Malaysia’s transportation minister Hishammudin bin Hussein has announced that 122 pieces of “potential objects” have been spotted by French Airbus satellite in the search area for missing Malaysia Airline Flight 370.
“We cannot tell whether the potential objects are from MH370”, Hussein said. “This is another new lead that will help direct the search operation.”
Here are some of the highlights from the press conference (video below):
– The French photos were taken on March 23 and show 122 items — ranging from 1m long to 23m (975 feet) long — within a 154 sq miles area of the ocean. “Some of the objects appeared to be bright, possibly indicating solid material.”
– Satellite leads from Australia, China, and France showing possible debris. “It is now imperative that we link the debris to MH370. This will allow us to further reduce the search area and locate more debris from the plane.”
– Australia is leading the search out of Perth. “All countries involved are displaying unprecedented levels of cooperation.”
– Hussein noted that a working group involving an international technical team is working with the UK company Inmarsat, which p
rovided crucial satellite data that indicated the plane flew along the northern and southern corridors. Inmarsat has also provided important further satellite data analysis.
Here is a picture of some of the objects (via Bevan Shields of the Sydney Morning Herald):
Australian Prime Minister Tony Abbott noted that the search has been made more difficult because of extreme weather conditions.
“A considerable amount of debris has been sighted in the area where the flight was last recorded,” Abbot said. “Bad weather and inaccessibility has so far prevented any of it from being recovered. But we are confident that it will be.”
A dozen aircraft from Australia, the U.S., New Zealand, China, Japan and South Korea are currently scouring the seas about 1,550 miles southwest of Perth — one of the Earth’s most remote locations — to inspect debris and search for the black box of the flight.
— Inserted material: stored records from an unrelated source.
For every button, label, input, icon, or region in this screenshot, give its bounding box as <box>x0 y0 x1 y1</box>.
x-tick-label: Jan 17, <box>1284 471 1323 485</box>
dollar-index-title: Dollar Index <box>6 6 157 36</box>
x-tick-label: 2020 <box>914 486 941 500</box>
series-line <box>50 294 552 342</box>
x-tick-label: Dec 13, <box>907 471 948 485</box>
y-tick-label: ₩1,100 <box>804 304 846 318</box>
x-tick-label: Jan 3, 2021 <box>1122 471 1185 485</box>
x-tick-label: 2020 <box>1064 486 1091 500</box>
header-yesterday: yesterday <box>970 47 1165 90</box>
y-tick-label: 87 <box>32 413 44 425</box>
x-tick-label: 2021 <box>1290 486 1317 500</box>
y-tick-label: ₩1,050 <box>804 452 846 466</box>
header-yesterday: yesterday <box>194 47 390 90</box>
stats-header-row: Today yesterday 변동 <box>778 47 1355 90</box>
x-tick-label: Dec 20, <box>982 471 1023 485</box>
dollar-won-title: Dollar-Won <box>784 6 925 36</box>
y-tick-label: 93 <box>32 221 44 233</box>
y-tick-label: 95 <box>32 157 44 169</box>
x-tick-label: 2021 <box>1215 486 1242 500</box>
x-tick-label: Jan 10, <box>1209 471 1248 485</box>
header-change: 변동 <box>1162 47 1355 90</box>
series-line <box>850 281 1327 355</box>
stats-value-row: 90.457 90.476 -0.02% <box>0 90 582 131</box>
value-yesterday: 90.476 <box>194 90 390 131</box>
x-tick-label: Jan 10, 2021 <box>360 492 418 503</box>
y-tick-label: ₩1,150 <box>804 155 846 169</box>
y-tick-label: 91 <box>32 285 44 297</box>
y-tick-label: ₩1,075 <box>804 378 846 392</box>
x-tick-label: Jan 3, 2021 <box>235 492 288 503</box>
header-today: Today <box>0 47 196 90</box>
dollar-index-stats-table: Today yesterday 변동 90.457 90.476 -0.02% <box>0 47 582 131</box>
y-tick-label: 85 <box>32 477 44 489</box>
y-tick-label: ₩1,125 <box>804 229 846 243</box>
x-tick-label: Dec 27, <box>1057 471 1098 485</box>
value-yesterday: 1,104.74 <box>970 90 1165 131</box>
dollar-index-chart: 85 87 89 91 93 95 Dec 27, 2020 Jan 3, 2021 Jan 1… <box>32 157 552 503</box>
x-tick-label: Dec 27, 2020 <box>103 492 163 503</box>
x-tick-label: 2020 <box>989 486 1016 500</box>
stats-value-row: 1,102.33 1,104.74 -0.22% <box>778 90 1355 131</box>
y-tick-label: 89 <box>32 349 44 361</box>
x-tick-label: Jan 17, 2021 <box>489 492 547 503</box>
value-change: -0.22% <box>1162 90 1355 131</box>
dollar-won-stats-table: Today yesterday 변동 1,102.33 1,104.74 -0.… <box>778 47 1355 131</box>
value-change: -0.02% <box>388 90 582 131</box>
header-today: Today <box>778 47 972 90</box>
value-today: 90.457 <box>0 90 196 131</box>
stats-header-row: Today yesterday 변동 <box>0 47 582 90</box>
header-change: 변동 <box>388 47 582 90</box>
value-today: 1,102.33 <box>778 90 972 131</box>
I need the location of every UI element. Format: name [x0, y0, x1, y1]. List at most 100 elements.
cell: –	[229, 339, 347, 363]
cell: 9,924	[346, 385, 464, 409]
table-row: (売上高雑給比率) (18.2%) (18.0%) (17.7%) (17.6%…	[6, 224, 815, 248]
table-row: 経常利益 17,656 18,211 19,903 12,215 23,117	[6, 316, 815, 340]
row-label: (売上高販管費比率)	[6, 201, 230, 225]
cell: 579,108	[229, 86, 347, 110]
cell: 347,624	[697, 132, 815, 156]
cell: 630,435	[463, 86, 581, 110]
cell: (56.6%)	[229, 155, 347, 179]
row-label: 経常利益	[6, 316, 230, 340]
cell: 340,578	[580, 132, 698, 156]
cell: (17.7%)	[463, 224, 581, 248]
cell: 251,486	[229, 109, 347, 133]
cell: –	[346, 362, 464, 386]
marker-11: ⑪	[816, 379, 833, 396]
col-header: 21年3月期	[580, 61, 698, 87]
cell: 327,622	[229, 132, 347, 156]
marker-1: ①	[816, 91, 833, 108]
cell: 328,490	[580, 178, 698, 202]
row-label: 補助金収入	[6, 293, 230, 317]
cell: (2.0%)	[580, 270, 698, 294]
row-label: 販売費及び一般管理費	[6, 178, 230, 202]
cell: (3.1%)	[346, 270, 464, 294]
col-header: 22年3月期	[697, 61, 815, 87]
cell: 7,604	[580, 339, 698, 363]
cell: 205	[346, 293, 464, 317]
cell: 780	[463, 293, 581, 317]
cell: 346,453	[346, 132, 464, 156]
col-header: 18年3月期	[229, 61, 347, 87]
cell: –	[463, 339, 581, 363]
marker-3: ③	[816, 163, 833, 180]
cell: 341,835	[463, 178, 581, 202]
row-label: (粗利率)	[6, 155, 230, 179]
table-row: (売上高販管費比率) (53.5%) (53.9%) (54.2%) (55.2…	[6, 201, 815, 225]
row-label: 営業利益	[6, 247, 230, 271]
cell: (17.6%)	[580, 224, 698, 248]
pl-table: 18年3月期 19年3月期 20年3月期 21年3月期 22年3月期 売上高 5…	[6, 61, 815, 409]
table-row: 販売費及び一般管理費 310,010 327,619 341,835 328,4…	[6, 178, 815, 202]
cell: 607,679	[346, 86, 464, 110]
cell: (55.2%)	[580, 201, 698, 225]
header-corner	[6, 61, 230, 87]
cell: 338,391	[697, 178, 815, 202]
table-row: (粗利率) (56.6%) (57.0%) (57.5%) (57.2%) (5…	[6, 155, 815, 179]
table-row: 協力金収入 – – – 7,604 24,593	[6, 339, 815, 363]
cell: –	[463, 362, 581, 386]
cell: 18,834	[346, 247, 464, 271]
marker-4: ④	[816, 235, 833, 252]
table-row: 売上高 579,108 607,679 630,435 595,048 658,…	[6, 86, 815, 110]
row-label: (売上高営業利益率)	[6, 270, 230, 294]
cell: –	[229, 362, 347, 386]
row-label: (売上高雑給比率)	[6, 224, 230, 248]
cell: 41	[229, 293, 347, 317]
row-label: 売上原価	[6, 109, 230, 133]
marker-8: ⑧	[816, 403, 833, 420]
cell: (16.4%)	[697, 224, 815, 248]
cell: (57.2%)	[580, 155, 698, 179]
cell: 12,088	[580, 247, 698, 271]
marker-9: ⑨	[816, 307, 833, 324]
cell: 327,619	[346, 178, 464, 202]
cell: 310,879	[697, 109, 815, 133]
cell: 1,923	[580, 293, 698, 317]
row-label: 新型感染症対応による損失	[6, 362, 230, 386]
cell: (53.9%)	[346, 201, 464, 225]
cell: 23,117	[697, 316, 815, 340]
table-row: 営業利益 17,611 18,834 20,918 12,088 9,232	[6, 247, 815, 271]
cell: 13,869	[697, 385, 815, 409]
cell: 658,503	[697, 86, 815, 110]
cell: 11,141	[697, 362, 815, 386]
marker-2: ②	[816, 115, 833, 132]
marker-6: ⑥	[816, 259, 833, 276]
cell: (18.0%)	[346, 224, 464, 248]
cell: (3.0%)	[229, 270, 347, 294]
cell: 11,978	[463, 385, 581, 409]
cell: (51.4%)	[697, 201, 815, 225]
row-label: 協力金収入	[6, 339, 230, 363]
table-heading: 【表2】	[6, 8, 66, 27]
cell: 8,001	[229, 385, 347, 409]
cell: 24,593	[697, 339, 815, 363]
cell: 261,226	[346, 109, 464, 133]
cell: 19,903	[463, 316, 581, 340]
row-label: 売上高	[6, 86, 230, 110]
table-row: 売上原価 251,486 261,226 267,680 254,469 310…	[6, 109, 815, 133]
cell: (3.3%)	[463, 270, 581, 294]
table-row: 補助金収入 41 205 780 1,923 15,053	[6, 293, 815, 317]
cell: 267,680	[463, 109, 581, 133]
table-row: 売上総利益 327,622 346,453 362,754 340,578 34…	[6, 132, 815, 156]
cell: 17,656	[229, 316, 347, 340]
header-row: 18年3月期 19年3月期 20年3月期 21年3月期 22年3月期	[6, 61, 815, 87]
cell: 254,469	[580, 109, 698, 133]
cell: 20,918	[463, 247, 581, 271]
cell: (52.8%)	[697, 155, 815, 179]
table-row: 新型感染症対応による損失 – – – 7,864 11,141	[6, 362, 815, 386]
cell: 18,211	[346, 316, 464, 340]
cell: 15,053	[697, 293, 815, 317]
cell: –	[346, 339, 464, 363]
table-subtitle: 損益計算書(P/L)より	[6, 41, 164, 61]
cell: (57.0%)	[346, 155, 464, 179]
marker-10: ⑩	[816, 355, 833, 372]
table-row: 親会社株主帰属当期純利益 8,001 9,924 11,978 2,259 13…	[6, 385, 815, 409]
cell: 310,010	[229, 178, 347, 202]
Underwater volcanos and huge waves complicate the search.
“In general, this is the windiest and waviest part of the ocean,” University of New South Wales oceanographer Erik van Sebille told Agence-France Presse. “In winter, if a storm passes by you can expect waves of 10-15 meters.”
On the bright side, van Sebille noted that the remote location means that searchers will not deal with a bunch of garbage and random debris.
“This area of ocean is virtually pristine,” he said, noting that ocean currents in the area naturally moved flotsam north of the search area.